Poor Biff’s Almanac — A Non-Rambling Edition

Poor Biff's Almanac Graphic (Colored) #1

 

I want to stress that this is not a ramble post.  This is an almanac post.

What is the difference, you ask?  Well, it should be quite obvious, and I refuse to insult my astute, learned, and totally awesome readers by explaining the obvious.

(Whew!  Dodged a bullet there!  I hope no one noticed.)

And for the record, I don’t think anyone has ever dodged a bullet.  I think it is more accurate to say that the shooter just missed.  I mean, once the trigger has been pulled, it is beyond any human’s ability to jump out of the way.  So, I’d like to put it up for a vote that we change the expression “I dodged a bullet” to “I stood still while a poorly aimed bullet flew by me at a rate of speed too high for me to observe or react to.”  I admit that it doesn’t have the same ring to it, but truth is not always pithy.

On the other hand, people tend to get a little pithy if you correct their idioms.

But moving on …

Last weekend I had an opportunity to drive to East Texas.    It was a pleasant drive, mostly because I avoid the interstate and take old Highway 80.  Sure, I have to stop at every little town that has a stop light in it (and most of them do), but it keeps my blood pressure considerably lower.  When I am forced to drive on Interstate 20 along with ten-thousand big-rig trucks who are either going 5 miles per hour over speed limit, or 15 miles per hour under the speed limit, it makes for one, long, non-stop game of “Avoid the Fiery Crash“.  On Old 80, there are no trucks, so nearly everyone gets to live another day.

Ordinarily, I’d say the scenery is also prettier along old highway 80 versus Interstate 20.  However, this time of the year everything is gray.  The trees were bare of leaves and looked like pencil sketches of barren treas.  The grass was a lighter shade of gray than the tree trunks.  The sky was a dull white.   The road was, of course, black.  I thought for a moment that I’d been struck color blind!  But it turns out that there just was no color anywhere in the environment.  It was rather depressing.  It was, quite literally, monotonous (i.e. mono-tone).

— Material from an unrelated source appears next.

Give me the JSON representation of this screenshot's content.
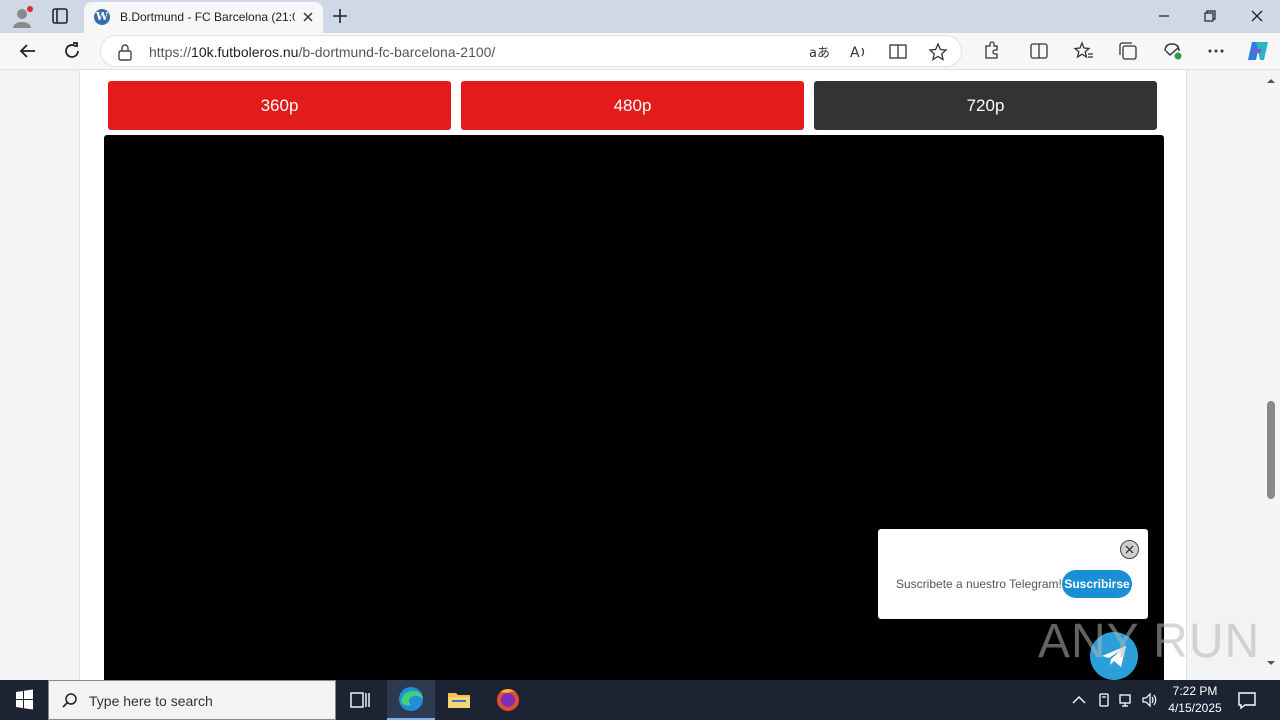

Old Highway 80 runs parallel to railroad tracks for much of the distance between Dallas and Points East.  I can always judge the relative health of the economy by how many trains I see.  In the period immediately after the dotcom meltdown (c. 2001) and again after 9/11, and once again during the mortgage crisis, there were virtually no trains running.  I could drive for 2 or 3 hours and not pass a single train.

This time, however, there were trains galore!  I probably passed 4 or 5 long freight trains on the way there, and another 4 or 5 on the way back.  And at least one of them consisted almost entirely of brand new railroad cars.  I could tell they were new, because they weren’t covered in cryptic graffiti that only the hooligan with the spray-paint can understood.  And they were shiny.

I found myself feeling strangely optimistic.  For, as the trains go, so goes the economy.

But that does not stop me from cursing them when I get stopped at a railroad crossing by one of them.

Okay, I could go on, but according to all of the blogging how-to sites, a blog post that is too long is the literary equivalent of gout or a kidney stone or a coworker that wants to tell you about the dream they had the night before.  So I shall bid you adieu.

Now that I think about it, this really should have been a rambling post.

 

 

8 comments

  1. Google “catching a bullet in teeth” to learn how to avoid needing to dodge. Includes the sad story of 6 who tried it and did not succeed.

    Your post makes me want to go find an old highway and drive on it. My son used to have a dorm room with Route 66 outside his window.

    Cheers.

    Liked by 1 person

    • Catching a bullet in one’s teeth sounds quite foolhardy! It would seem that the best possible outcome would be losing all of one’s teeth and the ability to eat solid food. And the worst case scenario … well … I think that’s pretty obvious.

      Having Route 66 outside one’s window sounds awesome! I drove down Route 66 some time in the late 1980s somewhere near Flagstaff. I thought I had suddenly been transported back 200 years. There were zero signs of civilization. There were no signs, no other cars, no telephone poles, no houses, no barns … nothing. Just the little 2-lane black-top itself, and it was like that for at least 50 or 60 miles. It was very surreal.

      Like

    • Thank you, Candice! I’m glad you enjoyed it. And I will be extremely honored to know that you used my version of the bullet idiom. 🙂 I’m sorry it doesn’t roll off the tongue very easily, but I’m sure with some practice it will sound fairly natural.